Airway assessment: In lieu of the widely used Mallampati score (class 1–4), Montefiore developed an institution-wide pre-anesthesia sedation system. This involves separate forms for physicians (EP cardiologists for this report) and nurses. Points are often redundant for quality and confirmation purposes; both include anesthesia-sedation history and airway assessment, together with the ability to lie flat, dental condition, mouth opening, neck extendability, obesity, and OSA history. A Mallampati equivalent score (MES) was used in the present report, with 0–2 classes added for each abnormality depending on severity.

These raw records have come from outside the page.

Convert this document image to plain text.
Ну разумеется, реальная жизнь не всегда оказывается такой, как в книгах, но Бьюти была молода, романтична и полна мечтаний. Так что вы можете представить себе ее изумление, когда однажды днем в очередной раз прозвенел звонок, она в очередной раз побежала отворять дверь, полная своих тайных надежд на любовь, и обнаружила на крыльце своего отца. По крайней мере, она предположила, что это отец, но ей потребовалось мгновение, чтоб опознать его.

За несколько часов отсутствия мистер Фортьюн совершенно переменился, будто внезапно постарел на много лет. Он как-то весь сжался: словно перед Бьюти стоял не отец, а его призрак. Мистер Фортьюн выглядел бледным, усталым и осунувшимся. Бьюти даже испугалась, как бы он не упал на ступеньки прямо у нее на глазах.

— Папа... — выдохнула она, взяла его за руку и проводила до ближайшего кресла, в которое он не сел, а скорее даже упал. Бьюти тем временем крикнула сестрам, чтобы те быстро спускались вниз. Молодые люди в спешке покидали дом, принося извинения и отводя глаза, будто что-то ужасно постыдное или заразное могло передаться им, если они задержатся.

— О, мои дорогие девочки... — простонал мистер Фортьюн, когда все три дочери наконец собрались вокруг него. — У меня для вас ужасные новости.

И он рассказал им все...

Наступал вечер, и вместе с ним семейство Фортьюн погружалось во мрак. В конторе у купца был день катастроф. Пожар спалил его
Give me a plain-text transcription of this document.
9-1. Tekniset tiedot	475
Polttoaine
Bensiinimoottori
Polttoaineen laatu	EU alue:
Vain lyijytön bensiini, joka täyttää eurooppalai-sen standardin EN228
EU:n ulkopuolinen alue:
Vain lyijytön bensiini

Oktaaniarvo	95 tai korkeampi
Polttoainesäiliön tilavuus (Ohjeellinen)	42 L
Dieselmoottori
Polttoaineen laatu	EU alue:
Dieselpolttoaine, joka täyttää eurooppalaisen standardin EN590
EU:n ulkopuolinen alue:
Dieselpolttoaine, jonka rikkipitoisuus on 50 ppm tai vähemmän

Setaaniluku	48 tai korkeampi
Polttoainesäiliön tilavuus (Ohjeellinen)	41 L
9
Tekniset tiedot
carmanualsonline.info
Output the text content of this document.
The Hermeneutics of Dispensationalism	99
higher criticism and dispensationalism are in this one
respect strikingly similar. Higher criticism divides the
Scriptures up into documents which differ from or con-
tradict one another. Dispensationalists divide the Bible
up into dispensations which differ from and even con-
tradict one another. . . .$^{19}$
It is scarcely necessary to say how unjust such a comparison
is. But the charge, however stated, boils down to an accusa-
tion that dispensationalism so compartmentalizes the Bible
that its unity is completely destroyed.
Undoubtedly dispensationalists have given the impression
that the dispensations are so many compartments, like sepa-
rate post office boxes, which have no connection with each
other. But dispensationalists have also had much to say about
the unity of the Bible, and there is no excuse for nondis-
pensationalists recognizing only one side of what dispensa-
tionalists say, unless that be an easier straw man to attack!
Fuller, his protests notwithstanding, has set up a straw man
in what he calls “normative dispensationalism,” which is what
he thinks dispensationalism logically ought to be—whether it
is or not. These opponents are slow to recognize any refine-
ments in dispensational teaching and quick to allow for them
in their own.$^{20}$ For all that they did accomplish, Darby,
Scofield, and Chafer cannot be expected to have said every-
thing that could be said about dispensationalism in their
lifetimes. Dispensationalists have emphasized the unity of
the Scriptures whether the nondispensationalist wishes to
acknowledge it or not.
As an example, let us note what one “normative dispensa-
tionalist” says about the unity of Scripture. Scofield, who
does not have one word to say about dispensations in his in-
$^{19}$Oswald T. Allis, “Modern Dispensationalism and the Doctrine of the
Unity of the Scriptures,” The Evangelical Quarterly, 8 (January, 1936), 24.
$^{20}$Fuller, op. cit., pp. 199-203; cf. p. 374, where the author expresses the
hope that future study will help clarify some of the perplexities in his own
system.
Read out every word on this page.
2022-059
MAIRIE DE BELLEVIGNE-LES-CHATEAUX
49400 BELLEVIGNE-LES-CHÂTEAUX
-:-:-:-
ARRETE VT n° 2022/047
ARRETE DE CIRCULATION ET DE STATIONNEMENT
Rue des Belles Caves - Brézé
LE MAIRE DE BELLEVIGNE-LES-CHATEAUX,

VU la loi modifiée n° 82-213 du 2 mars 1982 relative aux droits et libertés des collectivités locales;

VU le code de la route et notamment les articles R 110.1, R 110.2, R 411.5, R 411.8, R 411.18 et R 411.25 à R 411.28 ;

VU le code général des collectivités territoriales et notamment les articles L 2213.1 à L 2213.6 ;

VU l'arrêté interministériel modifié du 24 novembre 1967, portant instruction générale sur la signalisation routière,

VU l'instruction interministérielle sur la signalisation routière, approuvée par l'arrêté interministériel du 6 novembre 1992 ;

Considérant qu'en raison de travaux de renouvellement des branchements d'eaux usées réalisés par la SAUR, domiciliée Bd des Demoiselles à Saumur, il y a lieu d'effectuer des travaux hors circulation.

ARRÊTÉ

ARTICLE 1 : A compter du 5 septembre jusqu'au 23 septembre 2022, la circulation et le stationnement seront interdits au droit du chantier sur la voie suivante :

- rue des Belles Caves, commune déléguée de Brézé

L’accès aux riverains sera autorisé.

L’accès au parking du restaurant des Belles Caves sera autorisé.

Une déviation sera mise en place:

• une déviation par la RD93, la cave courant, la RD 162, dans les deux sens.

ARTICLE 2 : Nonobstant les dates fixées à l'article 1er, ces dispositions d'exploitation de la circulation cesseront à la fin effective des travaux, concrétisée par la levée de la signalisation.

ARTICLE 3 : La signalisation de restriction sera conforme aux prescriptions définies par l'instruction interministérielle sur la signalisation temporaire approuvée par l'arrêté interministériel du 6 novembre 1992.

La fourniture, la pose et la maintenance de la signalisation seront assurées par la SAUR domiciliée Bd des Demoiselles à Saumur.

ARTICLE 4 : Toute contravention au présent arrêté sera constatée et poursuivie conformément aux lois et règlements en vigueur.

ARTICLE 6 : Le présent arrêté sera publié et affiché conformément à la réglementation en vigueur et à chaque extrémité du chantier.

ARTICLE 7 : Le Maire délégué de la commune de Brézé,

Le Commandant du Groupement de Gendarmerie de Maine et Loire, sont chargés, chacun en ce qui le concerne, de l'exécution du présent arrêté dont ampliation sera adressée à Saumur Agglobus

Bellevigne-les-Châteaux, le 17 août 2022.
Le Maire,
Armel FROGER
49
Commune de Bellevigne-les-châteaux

For consistency, all MESs were assigned by one investigator (JDF) and subsequently reviewed by at least 1 other investigator during the manuscript preparation process.

2.

Physiologic data included intra- or post-procedural episodes of hypoxia or respiratory distress, O2 saturation ranges for each patient (baseline and with NIPPV), PETCO2, need for reversal agents, and time to restoration of O2 saturation ≥ 92% after a desaturation event.

3.

Clinical data: procedure time, completion or cancellation of procedure, and sedation medications.

4.

Patient toleration was defined as completing the procedure with NIPPV.

2.5 Confidentiality

All information collected for this study was considered private in accordance with HIPPA guidelines. While the results of the research study may be published in a scientific journal, all patient identifiers were removed. Patients agreed to this use of data as part of the informed consent process. Protocol, IRB approval, and individual data for each patient are available.

The main outcome measures were safety (the number of NIPPV-associated complications) and efficacy (the number of procedures completed vs. those that had to be canceled or interrupted because of respiratory difficulties).

Regarding safety, for this study, we expected no NIPPV-associated complications causing an adverse outcome.

Regarding efficacy, the purpose of the study is to improve the ability to perform EP studies in sleep apnea patients unassisted by anesthesiology or respiratory therapy, but with rapid backup available. Patients who did not sufficiently maintain their oxygenation status, or regain a SPO2 > 92 despite using NIPPV while receiving sedation/analgesia, were considered a failure for the purposes of this study. The IRB predefined a failure rate of 25% to be acceptable.

2.6 Statistical analysis

As indicated in the Methods section, this was a study of 50 consecutive consenting patients with known or at high risk for OSA who agreed to receive sedation for their EPS under the direction of an electrophysiologist. No attempt was made to select for type or number of procedures, gender, procedure time, or other factors. Statistics and analysis were limited to (1) safety: whether the procedure was safely completed from a NIPPV perspective [11, 13,14,15]; (2) efficacy: actual use of NIPPV and delivering desired levels of sedation; (3) descriptive matters such as patient and procedure details; and (4) a review of local and national guidance documents.